Inhibitory circuits in the basal amygdala (BA) have been shown to play a crucial role in associative fear learning. How the excitatory synaptic inputs received by BA GABAergic interneurons are influenced by memory formation, a network parameter that may contribute to learning processes, is still largely unknown. Here, we investigated the features of excitatory synaptic transmission received by the three types of perisomatic inhibitory interneurons upon cue-dependent fear conditioning and aversive stimulus and tone presentations without association. Acute slices were prepared from transgenic mice: one group received tone presentation only (conditioned stimulus, CS group), the second group was challenged by mild electrical shocks unpaired with the CS (unsigned unconditioned stimulus, unsigned US group) and the third group was presented with the CS paired with the US (signed US group).
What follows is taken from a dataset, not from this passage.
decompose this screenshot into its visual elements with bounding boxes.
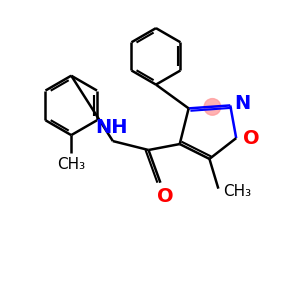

We found that excitatory synaptic inputs (miniature excitatory postsynaptic currents, mEPSCs) recorded in distinct interneuron types in the BA showed plastic changes with different patterns. Parvalbumin (PV) basket cells in the unsigned US and signed US group received mEPSCs with reduced amplitude and rate in comparison to the only CS group. Coupling the US and CS in the signed US group caused a slight increase in the amplitude of the events in comparison to the unsigned US group, where the association of CS and US does not take place. Excitatory synaptic inputs onto cholecystokinin (CCK) basket cells showed a markedly different change from PV basket cells in these behavioral paradigms: only the decay time was significantly faster in the unsigned US group compared to the only CS group, whereas the amplitude of mEPSCs increased in the signed US group compared to the only CS group. Excitatory synaptic inputs received by PV axo-axonic cells showed the least difference in the three behavioral paradigm: the only significant change was that the rate of mEPSCs increased in the signed US group when compared to the only CS group. These results collectively show that associative learning and aversive stimuli unpaired with CS cause different changes in excitatory synaptic transmission in BA perisomatic interneuron types, supporting the hypothesis that they play distinct roles in the BA network operations upon pain information processing and fear memory formation.